As growth in digital music sales slashed in half, the record industry is pointing to piracy as the biggest threat to its survival.
The International Federation of the Phonographic Industry, which represents the global recording industry, said on Thursday that revenues from digital music grew 6 per cent to $4.6bn in 2010, down from growth of 12 percent in 2009.
Record companies have struggled to offset the decline in compact disc sales for nearly a decade. The emergence of the MP3 format, and its ease of proliferation across the Internet has also taken a toll on sales.
As we enter 2011, digital piracy, and the lack of adequate legal tools to fight it, remains the biggest threat to the future of creative industries, Frances Moore, chief executive of IFPI, said.
The figures represent an overall decline in music sales for an 11th successive year. In 2008, the rate of digital growth was 25 per cent.
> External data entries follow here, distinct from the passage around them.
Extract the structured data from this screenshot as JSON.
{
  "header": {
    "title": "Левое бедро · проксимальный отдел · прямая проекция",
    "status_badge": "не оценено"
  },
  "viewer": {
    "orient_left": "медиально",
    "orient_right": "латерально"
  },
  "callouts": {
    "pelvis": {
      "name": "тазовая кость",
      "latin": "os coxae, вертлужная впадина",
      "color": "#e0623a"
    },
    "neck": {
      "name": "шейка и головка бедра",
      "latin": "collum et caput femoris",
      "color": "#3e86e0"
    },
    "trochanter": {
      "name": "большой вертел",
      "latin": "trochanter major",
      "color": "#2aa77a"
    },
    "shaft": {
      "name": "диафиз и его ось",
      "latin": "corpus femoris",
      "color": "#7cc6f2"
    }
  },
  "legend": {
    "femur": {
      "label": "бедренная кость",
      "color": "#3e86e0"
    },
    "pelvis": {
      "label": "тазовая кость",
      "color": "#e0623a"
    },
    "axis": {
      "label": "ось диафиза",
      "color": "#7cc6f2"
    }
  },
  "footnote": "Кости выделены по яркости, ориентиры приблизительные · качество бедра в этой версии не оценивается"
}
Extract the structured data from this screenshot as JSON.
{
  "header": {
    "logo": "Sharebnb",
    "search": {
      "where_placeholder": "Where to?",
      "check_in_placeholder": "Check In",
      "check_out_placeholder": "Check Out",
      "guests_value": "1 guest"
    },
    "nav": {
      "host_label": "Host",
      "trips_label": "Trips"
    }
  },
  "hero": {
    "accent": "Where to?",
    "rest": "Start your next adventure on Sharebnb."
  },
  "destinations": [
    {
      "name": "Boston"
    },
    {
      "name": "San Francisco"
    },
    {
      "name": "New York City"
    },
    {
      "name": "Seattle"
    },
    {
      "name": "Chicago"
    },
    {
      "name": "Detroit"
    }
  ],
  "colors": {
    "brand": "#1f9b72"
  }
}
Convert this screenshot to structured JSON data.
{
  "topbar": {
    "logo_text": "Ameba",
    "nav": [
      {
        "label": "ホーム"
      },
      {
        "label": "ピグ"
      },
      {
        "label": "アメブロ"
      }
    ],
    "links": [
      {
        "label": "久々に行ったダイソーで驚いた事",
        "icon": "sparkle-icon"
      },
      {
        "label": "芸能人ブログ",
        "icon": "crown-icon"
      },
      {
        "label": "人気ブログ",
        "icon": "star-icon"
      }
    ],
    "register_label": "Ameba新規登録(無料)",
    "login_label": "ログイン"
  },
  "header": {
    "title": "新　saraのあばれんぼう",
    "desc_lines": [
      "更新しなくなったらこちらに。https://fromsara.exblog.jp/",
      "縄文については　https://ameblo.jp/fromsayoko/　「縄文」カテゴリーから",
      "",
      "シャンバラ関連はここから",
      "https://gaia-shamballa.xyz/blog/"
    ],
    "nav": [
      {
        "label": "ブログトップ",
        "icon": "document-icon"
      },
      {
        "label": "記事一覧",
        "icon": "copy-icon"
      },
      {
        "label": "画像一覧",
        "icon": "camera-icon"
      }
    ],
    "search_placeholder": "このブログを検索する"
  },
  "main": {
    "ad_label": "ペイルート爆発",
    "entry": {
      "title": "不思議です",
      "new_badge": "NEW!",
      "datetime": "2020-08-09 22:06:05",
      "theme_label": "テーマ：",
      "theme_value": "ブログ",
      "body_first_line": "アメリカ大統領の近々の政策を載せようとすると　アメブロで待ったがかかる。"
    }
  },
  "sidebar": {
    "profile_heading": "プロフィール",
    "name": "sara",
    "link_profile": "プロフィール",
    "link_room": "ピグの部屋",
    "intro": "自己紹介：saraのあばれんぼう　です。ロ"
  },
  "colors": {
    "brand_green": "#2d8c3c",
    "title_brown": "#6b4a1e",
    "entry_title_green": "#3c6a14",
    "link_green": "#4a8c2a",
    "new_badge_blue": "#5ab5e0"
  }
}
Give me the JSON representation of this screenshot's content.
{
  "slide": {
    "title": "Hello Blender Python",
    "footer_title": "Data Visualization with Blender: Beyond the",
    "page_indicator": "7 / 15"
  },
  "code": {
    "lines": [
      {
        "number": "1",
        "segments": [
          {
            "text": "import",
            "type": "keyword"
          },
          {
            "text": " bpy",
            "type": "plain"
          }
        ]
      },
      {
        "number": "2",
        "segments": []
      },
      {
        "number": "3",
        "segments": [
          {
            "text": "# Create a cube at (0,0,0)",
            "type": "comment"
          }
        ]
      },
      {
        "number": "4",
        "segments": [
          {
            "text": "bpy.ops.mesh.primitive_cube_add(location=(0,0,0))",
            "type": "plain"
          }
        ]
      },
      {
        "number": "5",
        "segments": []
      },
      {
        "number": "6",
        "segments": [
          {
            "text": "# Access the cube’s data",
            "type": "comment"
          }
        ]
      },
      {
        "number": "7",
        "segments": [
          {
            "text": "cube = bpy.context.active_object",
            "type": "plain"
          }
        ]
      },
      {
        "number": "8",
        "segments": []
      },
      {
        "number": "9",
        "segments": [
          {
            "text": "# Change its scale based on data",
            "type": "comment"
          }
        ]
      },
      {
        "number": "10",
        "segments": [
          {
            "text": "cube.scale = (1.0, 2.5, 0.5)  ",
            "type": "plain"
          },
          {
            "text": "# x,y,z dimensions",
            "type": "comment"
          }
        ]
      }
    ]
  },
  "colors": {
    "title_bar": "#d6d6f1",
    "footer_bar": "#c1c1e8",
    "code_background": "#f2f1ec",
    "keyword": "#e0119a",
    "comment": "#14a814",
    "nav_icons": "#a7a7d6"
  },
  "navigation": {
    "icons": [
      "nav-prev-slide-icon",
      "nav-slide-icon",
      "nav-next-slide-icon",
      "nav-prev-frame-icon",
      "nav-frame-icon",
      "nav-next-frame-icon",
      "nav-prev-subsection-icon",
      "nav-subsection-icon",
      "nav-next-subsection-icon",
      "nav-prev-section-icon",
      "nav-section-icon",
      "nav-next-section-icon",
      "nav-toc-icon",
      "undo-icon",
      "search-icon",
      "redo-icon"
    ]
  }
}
Digital growth has halved year-on-year since 2008 in spite of the emergence of licensed online music services and an increasing global legislation to protect copyright.
Digital music accounted for 29 per cent of record companies' total revenue in 2010, up from 25 per cent in 2009. Between 2004 and 2010 there has been a 31 per cent decline in the value of the global recorded music industry.
Fewer debut artists are now breaking through globally, according to as well.
Last year, total sales by debut artists in the global top 50 album chart were only one quarter of the level they achieved in 2003.
In Spain, music sales fell by an estimated 22 per cent last year with no new home-grown artist featured in the country's top 50 album chart.
The best selling global digital sales of 2010 include Bad Romance by Lady Gaga and Love the Way You Lie by Eminem featuring Rhianna.
Spain and Brazil are among the markets most hit by piracy, with 45 per cent and 44 per cent of active internet users using unlicensed services. This compares with an average across the EU top five markets of 23 per cent.